#Password problems

Lauren Epifanio

For some students, changing the password to their MyQ account was easy, but for others they were alarmed and confused as to why they could not access their account. Users who neglected to make the changes encountered a troublesome, time-consuming experience at the help desk.

Going into effect Feb. 1, the policy required students, faculty and staff to change their passwords to include a minimum of eight characters, both upper and lowercase letters, a number and an optional special character.

“As of Monday, Feb. 27 we still had roughly 600 students who had not changed their password,” Quinnipiac’s Information Security Officer Brian Kelly said. “Faculty and staff numbers were lower and primarily part-timers who may not have been teaching this semester. All in all it went pretty well.”

As of March 5, there were 284 remaining faculty, 87 students and 174 staff members still in need of changing their passwords.

Users who have not changed their passwords were greeted with a flashing message when logged into MyQ indicating how many days they have to change their password.

“Those students, faculty and staff who did not change password were indeed ‘locked out.’ They had 14 days notice so in this case their procrastination hurt them,” Kelly said.

If a student is off campus they can indeed access the MyQ website and will then be prompted to change their password, Kelly said. Part of the problem was that users were on campus using BobcatNet, resulting in no other Internet connection once locked out.

Those who did not change their password before the deadline must visit the IT help desk in either the Arnold Bernard Library or Rocky Top Student Center, in order to change their password, Kelly said. Student workers help users fill out applications to update their passwords.

“We did send all users the instructions below via email everyday until the account expired. The instructions included steps to take in the event the account did expire. Again overall it went very smoothly.
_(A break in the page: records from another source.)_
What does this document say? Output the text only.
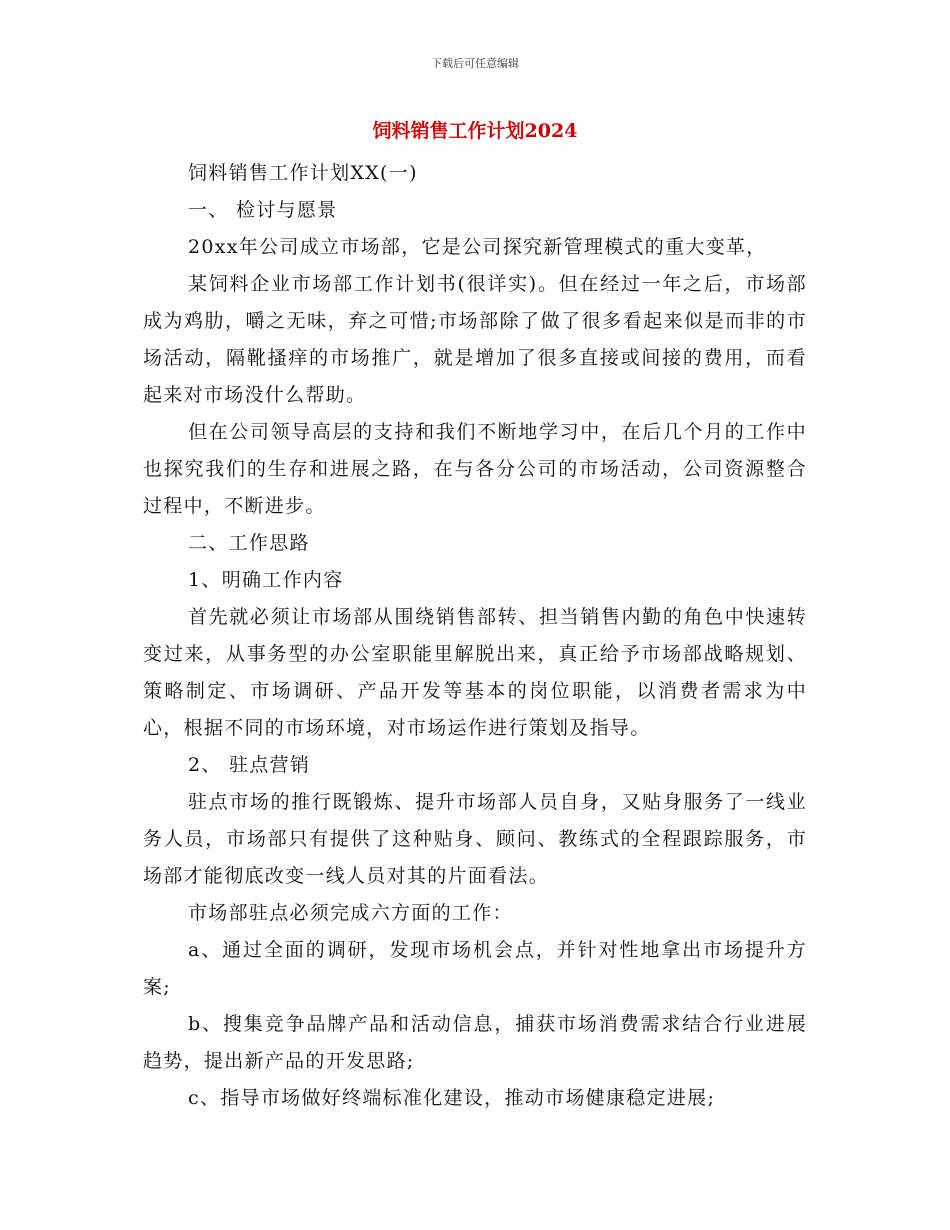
下载后可任意编辑
饲料销售工作计划2024

饲料销售工作计划XX(一)

一、 检讨与愿景

20xx年公司成立市场部，它是公司探究新管理模式的重大变革，

某饲料企业市场部工作计划书(很详实)。但在经过一年之后，市场部成为鸡肋，嚼之无味，弃之可惜;市场部除了做了很多看起来似是而非的市场活动，隔靴搔痒的市场推广，就是增加了很多直接或间接的费用，而看起来对市场没什么帮助。

但在公司领导高层的支持和我们不断地学习中，在后几个月的工作中也探究我们的生存和进展之路，在与各分公司的市场活动，公司资源整合过程中，不断进步。

二、工作思路

1、明确工作内容

首先就必须让市场部从围绕销售部转、担当销售内勤的角色中快速转变过来，从事务型的办公室职能里解脱出来，真正给予市场部战略规划、策略制定、市场调研、产品开发等基本的岗位职能，以消费者需求为中心，根据不同的市场环境，对市场运作进行策划及指导。

2、 驻点营销

驻点市场的推行既锻炼、提升市场部人员自身，又贴身服务了一线业务人员，市场部只有提供了这种贴身、顾问、教练式的全程跟踪服务，市场部才能彻底改变一线人员对其的片面看法。

市场部驻点必须完成六方面的工作：

a、通过全面的调研，发现市场机会点，并针对性地拿出市场提升方案;

b、搜集竞争品牌产品和活动信息，捕获市场消费需求结合行业进展趋势，提出新产品的开发思路;

c、指导市场做好终端标准化建设，推动市场健康稳定进展;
Users had 14 days that lasted 26 days in total.”

Once users change the passwords on their computers, they must do so on their smartphones or mobile devices or they will be locked out of the server again.
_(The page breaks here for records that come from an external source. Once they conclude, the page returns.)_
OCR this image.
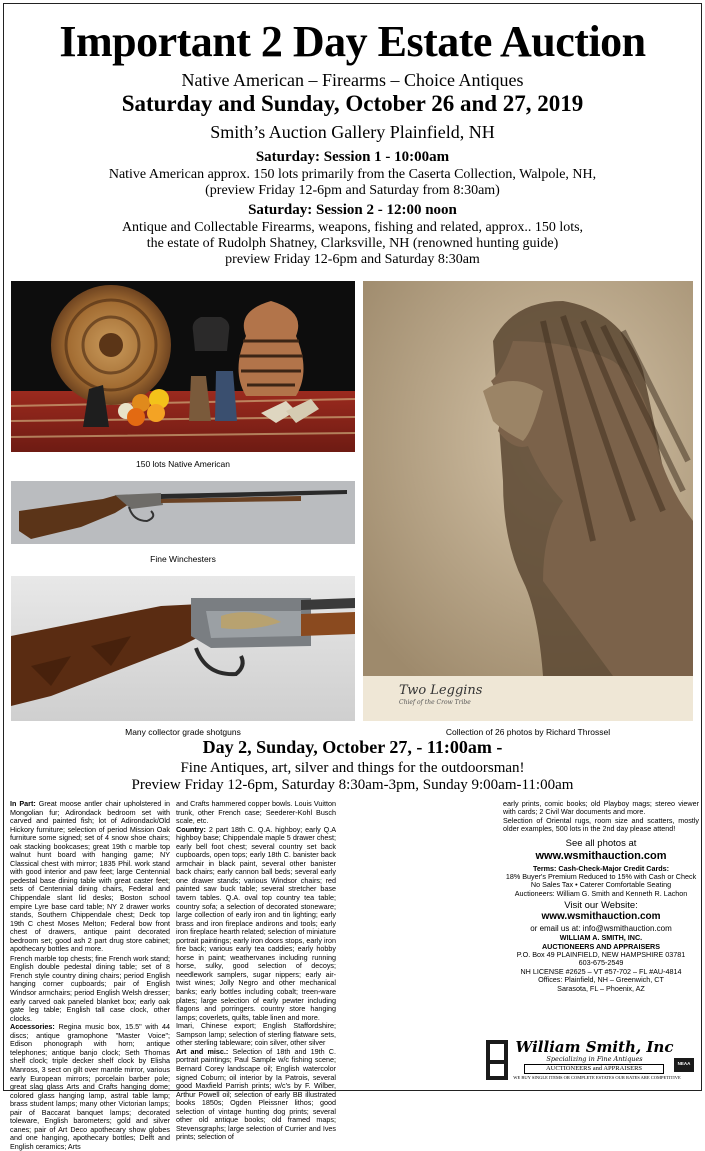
Important 2 Day Estate Auction
Native American – Firearms – Choice Antiques
Saturday and Sunday, October 26 and 27, 2019
Smith’s Auction Gallery Plainfield, NH
Saturday: Session 1 - 10:00am
Native American approx. 150 lots primarily from the Caserta Collection, Walpole, NH,
(preview Friday 12-6pm and Saturday from 8:30am)
Saturday: Session 2 - 12:00 noon
Antique and Collectable Firearms, weapons, fishing and related, approx.. 150 lots,
the estate of Rudolph Shatney, Clarksville, NH (renowned hunting guide)
preview Friday 12-6pm and Saturday 8:30am
150 lots Native American
Fine Winchesters
Many collector grade shotguns
Two Leggins
Chief of the Crow Tribe
Collection of 26 photos by Richard Throssel
Day 2, Sunday, October 27, - 11:00am -
Fine Antiques, art, silver and things for the outdoorsman!
Preview Friday 12-6pm, Saturday 8:30am-3pm, Sunday 9:00am-11:00am
In Part: Great moose antler chair upholstered in Mongolian fur; Adirondack bedroom set with carved and painted fish; lot of Adirondack/Old Hickory furniture; selection of period Mission Oak furniture some signed; set of 4 snow shoe chairs; oak stacking bookcases; great 19th c marble top walnut hunt board with hanging game; NY Classical chest with mirror; 1835 Phil. work stand with good interior and paw feet; large Centennial pedestal base dining table with great caster feet; sets of Centennial dining chairs, Federal and Chippendale slant lid desks; Boston school empire Lyre base card table; NY 2 drawer works stands, Southern Chippendale chest; Deck top 19th C chest Moses Melton; Federal bow front chest of drawers, antique paint decorated bedroom set; good ash 2 part drug store cabinet; apothecary bottles and more.
French marble top chests; fine French work stand; English double pedestal dining table; set of 8 French style country dining chairs; period English hanging corner cupboards; pair of English Windsor armchairs; period English Welsh dresser; early carved oak paneled blanket box; early oak gate leg table; English tall case clock, other clocks.
Accessories: Regina music box, 15.5" with 44 discs; antique gramophone "Master Voice"; Edison phonograph with horn; antique telephones; antique banjo clock; Seth Thomas shelf clock; triple decker shelf clock by Elisha Manross, 3 sect on gilt over mantle mirror, various early European mirrors; porcelain barber pole; great slag glass Arts and Crafts hanging dome; colored glass hanging lamp, astral table lamp; brass student lamps; many other Victorian lamps; pair of Baccarat banquet lamps; decorated toleware, English barometers; gold and silver canes; pair of Art Deco apothecary show globes and one hanging, apothecary bottles; Delft and English ceramics; Arts
and Crafts hammered copper bowls. Louis Vuitton trunk, other French case; Seederer-Kohl Busch scale, etc.
Country: 2 part 18th C. Q.A. highboy; early Q.A highboy base; Chippendale maple 5 drawer chest; early bell foot chest; several country set back cupboards, open tops; early 18th C. banister back armchair in black paint, several other banister back chairs; early cannon ball beds; several early one drawer stands; various Windsor chairs; red painted saw buck table; several stretcher base tavern tables. Q.A. oval top country tea table; country sofa; a selection of decorated stoneware; large collection of early iron and tin lighting; early brass and iron fireplace andirons and tools; early iron fireplace hearth related; selection of miniature portrait paintings; early iron doors stops, early iron fire back; various early tea caddies; early hobby horse in paint; weathervanes including running horse, sulky, good selection of decoys; needlework samplers, sugar nippers; early air-twist wines; Jolly Negro and other mechanical banks; early bottles including cobalt; treen-ware plates; large selection of early pewter including flagons and porringers. country store hanging lamps; coverlets, quilts, table linen and more.
Imari, Chinese export; English Staffordshire; Sampson lamp; selection of sterling flatware sets, other sterling tableware; coin silver, other silver
Art and misc.: Selection of 18th and 19th C. portrait paintings; Paul Sample w/c fishing scene; Bernard Corey landscape oil; English watercolor signed Coburn; oil interior by Ia Patrois, several good Maxfield Parrish prints; w/c's by F. Wilber, Arthur Powell oil; selection of early BB illustrated books 1850s; Ogden Pleissner lithos; good selection of vintage hunting dog prints; several other old antique books; old framed maps; Stevensgraphs; large selection of Currier and Ives prints; selection of
early prints, comic books; old Playboy mags; stereo viewer with cards; 2 Civil War documents and more.
Selection of Oriental rugs, room size and scatters, mostly older examples, 500 lots in the 2nd day please attend!
See all photos at
www.wsmithauction.com
Terms: Cash-Check-Major Credit Cards:
18% Buyer's Premium Reduced to 15% with Cash or Check
No Sales Tax • Caterer Comfortable Seating
Auctioneers: William G. Smith and Kenneth R. Lachon
Visit our Website:
www.wsmithauction.com
or email us at: info@wsmithauction.com
WILLIAM A. SMITH, INC.
AUCTIONEERS AND APPRAISERS
P.O. Box 49 PLAINFIELD, NEW HAMPSHIRE 03781
603-675-2549
NH LICENSE #2625 – VT #57-702 – FL #AU-4814
Offices: Plainfield, NH – Greenwich, CT
Sarasota, FL – Phoenix, AZ
William Smith, Inc
Specializing in Fine Antiques
AUCTIONEERS and APPRAISERS
NEAA
WE BUY SINGLE ITEMS OR COMPLETE ESTATES OUR RATES ARE COMPETITIVE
“For most people it was a pretty quick process but if they had a smartphone or other Internet device that connected to BobcatNet or QU email sometimes, they could get locked out again because those devices continued to try and connect with the old password,” said junior Corey Lynch, who works at both the York Hill and Mount Carmel IT help desks.

Students such as sophomore Rachel Conboy said she had a hassle-free experience changing her password. But, she noticed when logging in to buy a student ticket for the sporting events at the TD Bank Sport Center this weekend, she was unable to access the ticket website with her new password. Conboy said she was successful with her old password, and is unsure if the new password is in effect at all.

“We did have emails and phone calls to both my staff and the Help Desk but given the total number of users on campus the volume or percentage of calls/emails was very low,” Kelly said.